Open AI has trained a neural network to play the game Minecraft

Published: 2023-03-10

According to an article from Duncan MacRae for AInews.com,  by employing a tiny bit of labeled contractor data together with a big unlabeled video dataset of human Minecraft play, Open AI has trained a neural network to play the game of Minecraft.

The AI research and deployment business is sure that its model can learn to make diamond tools, a process that typically requires skilled humans over 20 minutes, with a little bit of fine-tuning (24,000 actions). Its paradigm, which is fairly generic and takes a step toward general computer-using agents, employs the innate human interface of keypresses and mouse movements.

A representative for the Microsoft-backed company said: "The internet has a huge collection of freely accessible films that we can study from. You can see someone create a stunning presentation, a digital artist render a stunning sunset, and a Minecraft player construct a complex house. But, these movies just serve as a record of what occurred, not an explanation of how it was accomplished, so you won't be able to determine the specific order in which the mouse was moved and the keys were pushed.

This absence of action labels presents a new problem not present in the language domain, where "action labels" are just the next words in a sentence, if we would wish to develop large-scale foundation models in these domains as we have done in language with GPT.

Open AI proposes an innovative, yet straightforward, semi-supervised imitation learning technique called Video PreTraining in order to make use of the abundance of unlabeled video data accessible on the internet (VPT). To start, the team collects a tiny dataset from contractors in which it records both their video and their behaviors, in this case, keystrokes and mouse movements. With the help of this information, the business may create an inverse dynamics model (IDM), which forecasts the actions that will be done at each video step. It's significant that the IDM can predict the action at each stage using previous and future knowledge.

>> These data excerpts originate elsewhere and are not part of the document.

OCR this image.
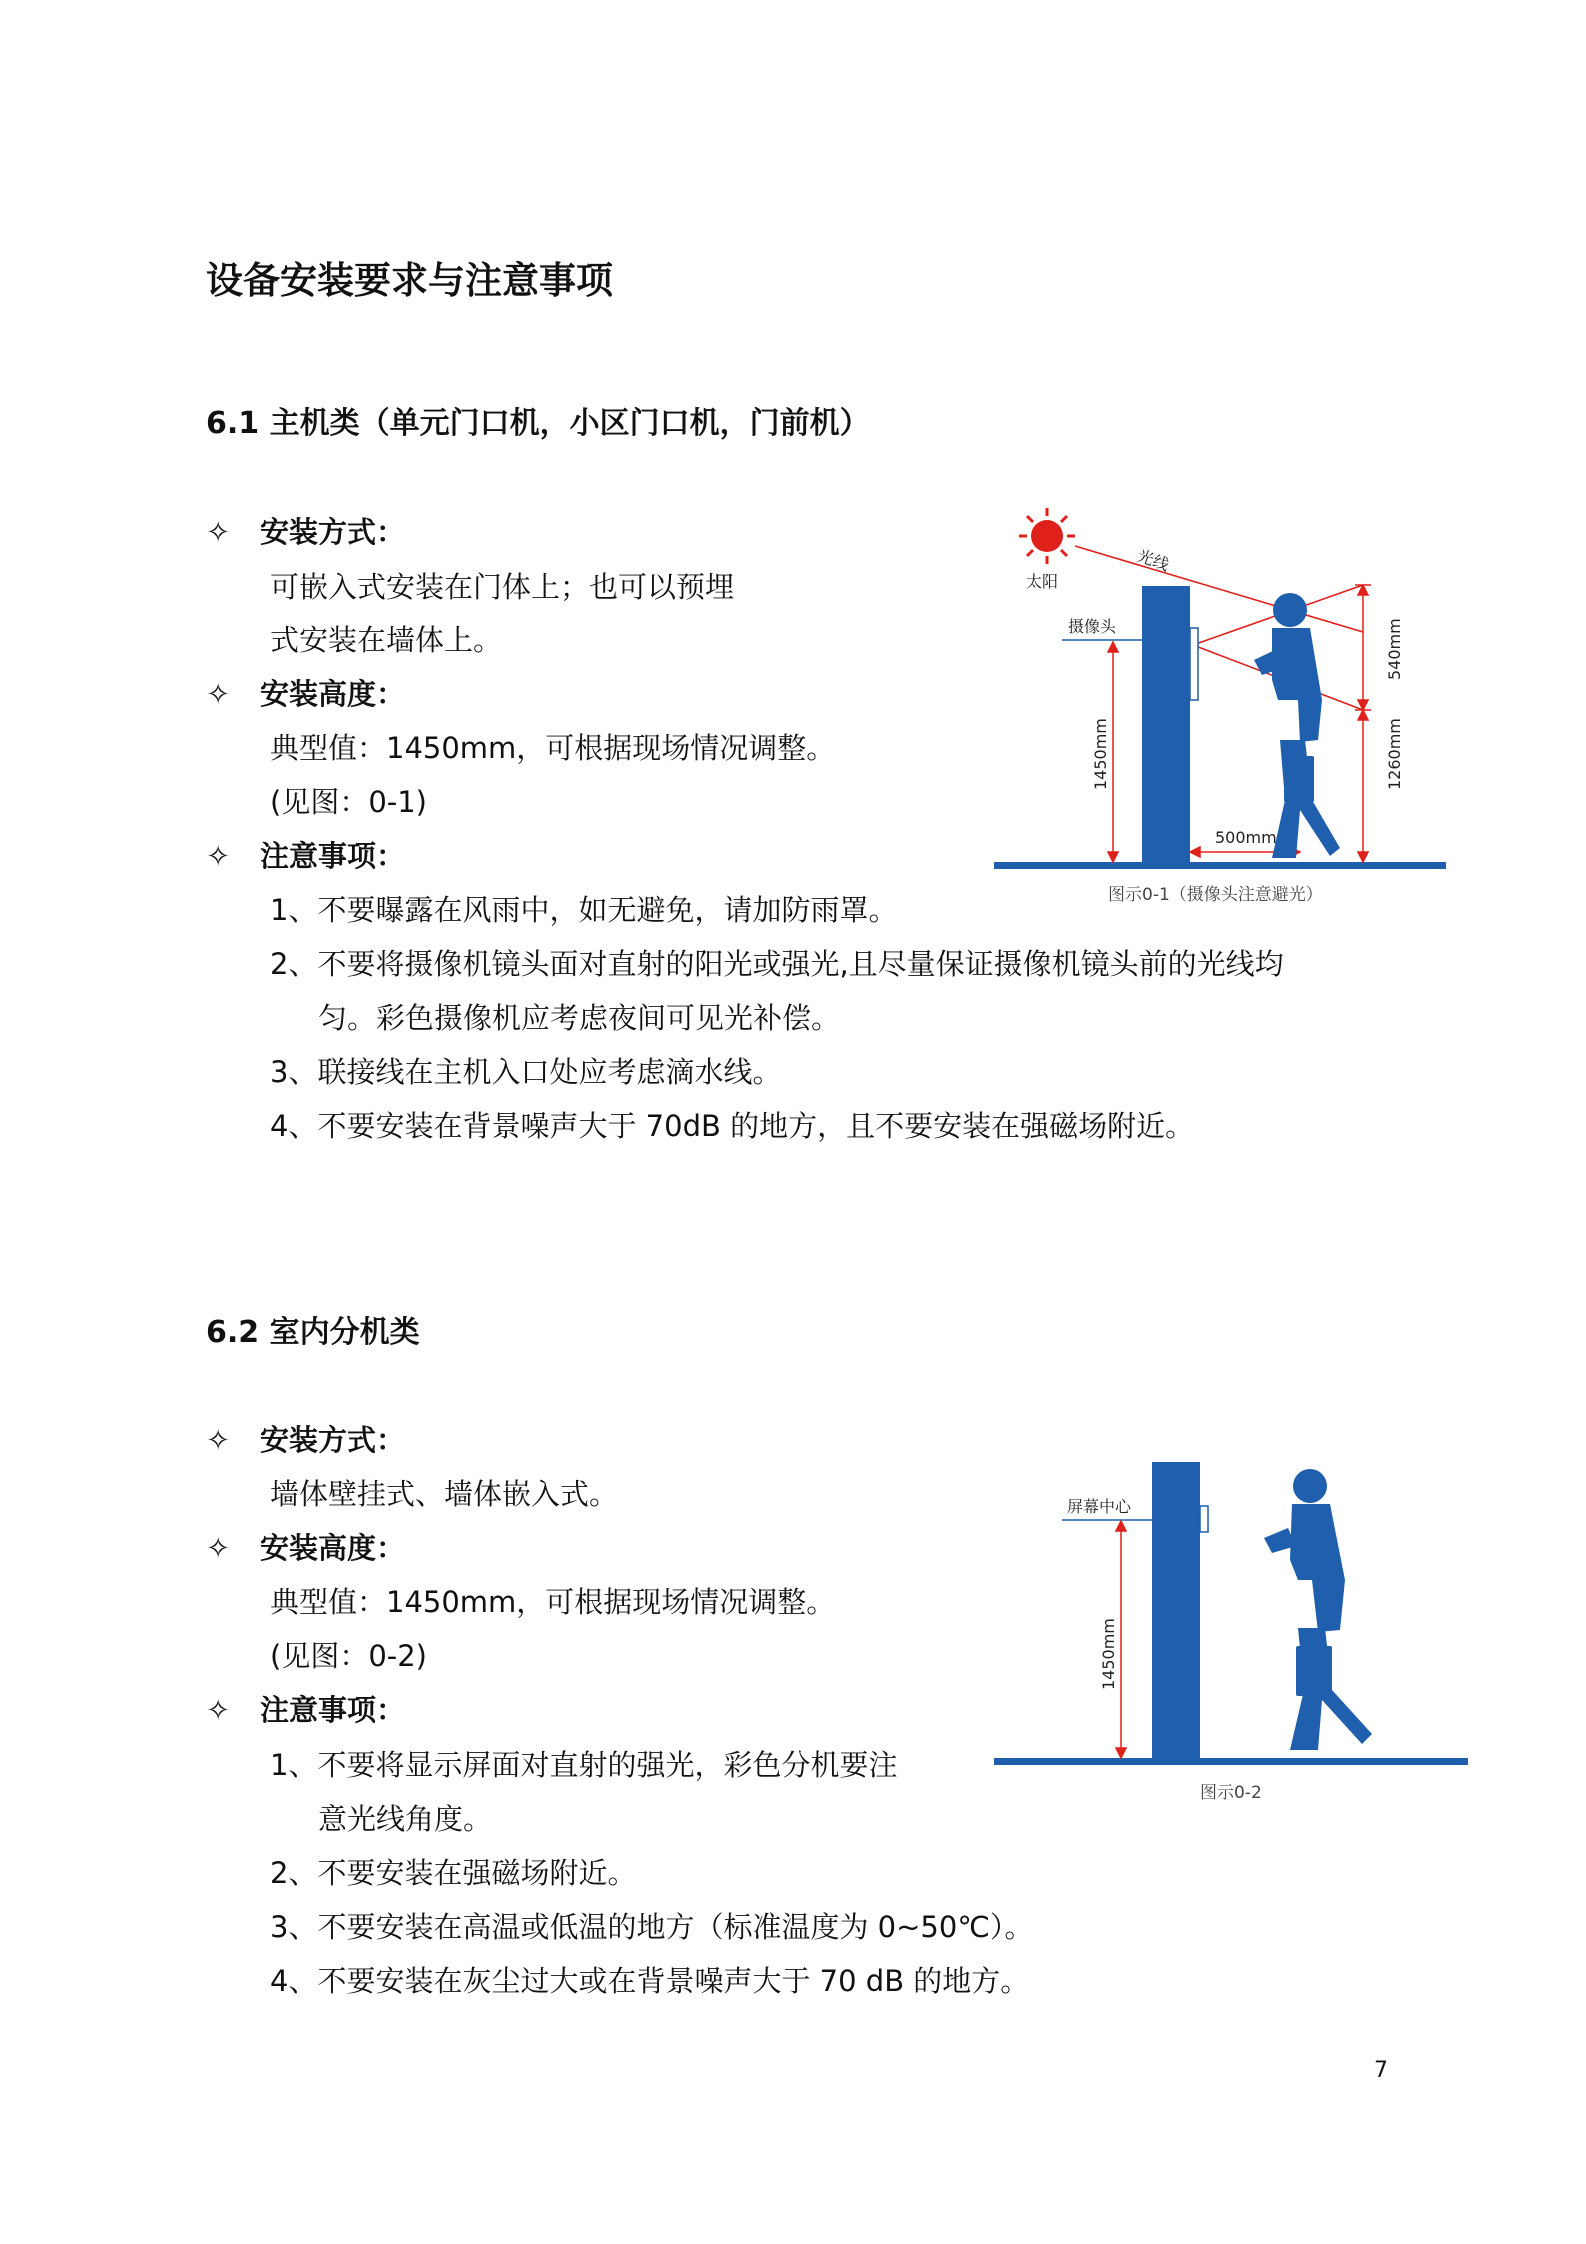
设备安装要求与注意事项
6.1 主机类（单元门口机，小区门口机，门前机）
✧ 安装方式：
可嵌入式安装在门体上；也可以预埋
式安装在墙体上。
✧ 安装高度：
典型值：1450mm，可根据现场情况调整。
(见图：0-1)
✧ 注意事项：
1、不要曝露在风雨中，如无避免，请加防雨罩。
2、不要将摄像机镜头面对直射的阳光或强光,且尽量保证摄像机镜头前的光线均
匀。彩色摄像机应考虑夜间可见光补偿。
3、联接线在主机入口处应考虑滴水线。
4、不要安装在背景噪声大于 70dB 的地方，且不要安装在强磁场附近。
太阳
光线
摄像头
1450mm
500mm
540mm
1260mm
图示0-1（摄像头注意避光）
6.2 室内分机类
✧ 安装方式：
墙体壁挂式、墙体嵌入式。
✧ 安装高度：
典型值：1450mm，可根据现场情况调整。
(见图：0-2)
✧ 注意事项：
1、不要将显示屏面对直射的强光，彩色分机要注
意光线角度。
2、不要安装在强磁场附近。
3、不要安装在高温或低温的地方（标准温度为 0~50℃）。
4、不要安装在灰尘过大或在背景噪声大于 70 dB 的地方。
屏幕中心
1450mm
图示0-2
7
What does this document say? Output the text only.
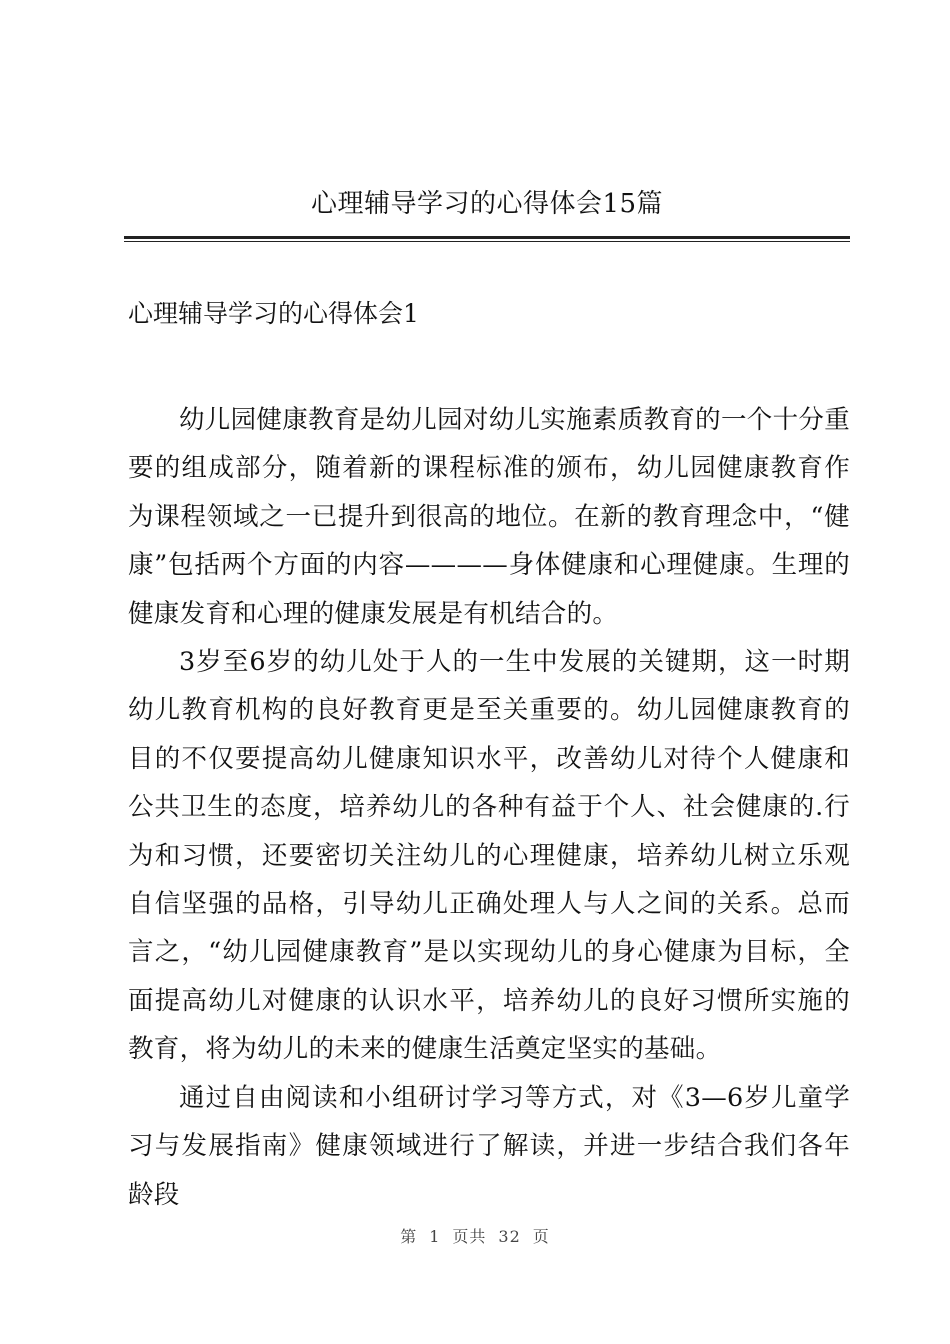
心理辅导学习的心得体会15篇
心理辅导学习的心得体会1

幼儿园健康教育是幼儿园对幼儿实施素质教育的一个十分重要的组成部分，随着新的课程标准的颁布，幼儿园健康教育作为课程领域之一已提升到很高的地位。在新的教育理念中，“健康”包括两个方面的内容————身体健康和心理健康。生理的健康发育和心理的健康发展是有机结合的。

3岁至6岁的幼儿处于人的一生中发展的关键期，这一时期幼儿教育机构的良好教育更是至关重要的。幼儿园健康教育的目的不仅要提高幼儿健康知识水平，改善幼儿对待个人健康和公共卫生的态度，培养幼儿的各种有益于个人、社会健康的.行为和习惯，还要密切关注幼儿的心理健康，培养幼儿树立乐观自信坚强的品格，引导幼儿正确处理人与人之间的关系。总而言之，“幼儿园健康教育”是以实现幼儿的身心健康为目标，全面提高幼儿对健康的认识水平，培养幼儿的良好习惯所实施的教育，将为幼儿的未来的健康生活奠定坚实的基础。

通过自由阅读和小组研讨学习等方式，对《3—6岁儿童学习与发展指南》健康领域进行了解读，并进一步结合我们各年龄段

第 1 页共 32 页
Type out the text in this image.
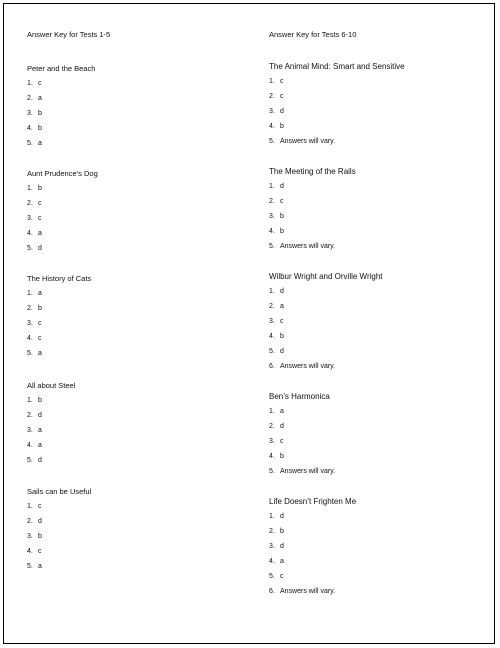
Answer Key for Tests 1-5
Peter and the Beach
1. c
2. a
3. b
4. b
5. a
Aunt Prudence’s Dog
1. b
2. c
3. c
4. a
5. d
The History of Cats
1. a
2. b
3. c
4. c
5. a
All about Steel
1. b
2. d
3. a
4. a
5. d
Sails can be Useful
1. c
2. d
3. b
4. c
5. a
Answer Key for Tests 6-10
The Animal Mind: Smart and Sensitive
1. c
2. c
3. d
4. b
5. Answers will vary.
The Meeting of the Rails
1. d
2. c
3. b
4. b
5. Answers will vary.
Wilbur Wright and Orville Wright
1. d
2. a
3. c
4. b
5. d
6. Answers will vary.
Ben’s Harmonica
1. a
2. d
3. c
4. b
5. Answers will vary.
Life Doesn’t Frighten Me
1. d
2. b
3. d
4. a
5. c
6. Answers will vary.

"This challenge is far easier and thus requires significantly less data than the behavioral cloning problem of predicting behaviors given previous video frames only, which entails inferring what the individual intends to do and how to do it," the spokesman continued. Next, by using behavioral cloning, we may train the taught IDM to label a much bigger dataset of internet movies.

According to Open AI, VPT paves the way for enabling agents to learn to behave by viewing the many films available online.

According to the spokesperson, "VPT provides the intriguing potential of directly learning large-scale behavioral priors in more than simply language, in contrast to contrastive approaches that would only produce representational priors. Although we only test in Minecraft, the game's basic human interface (the mouse and keyboard) is extremely general, therefore we think our findings are promising for other related domains, including computer usage.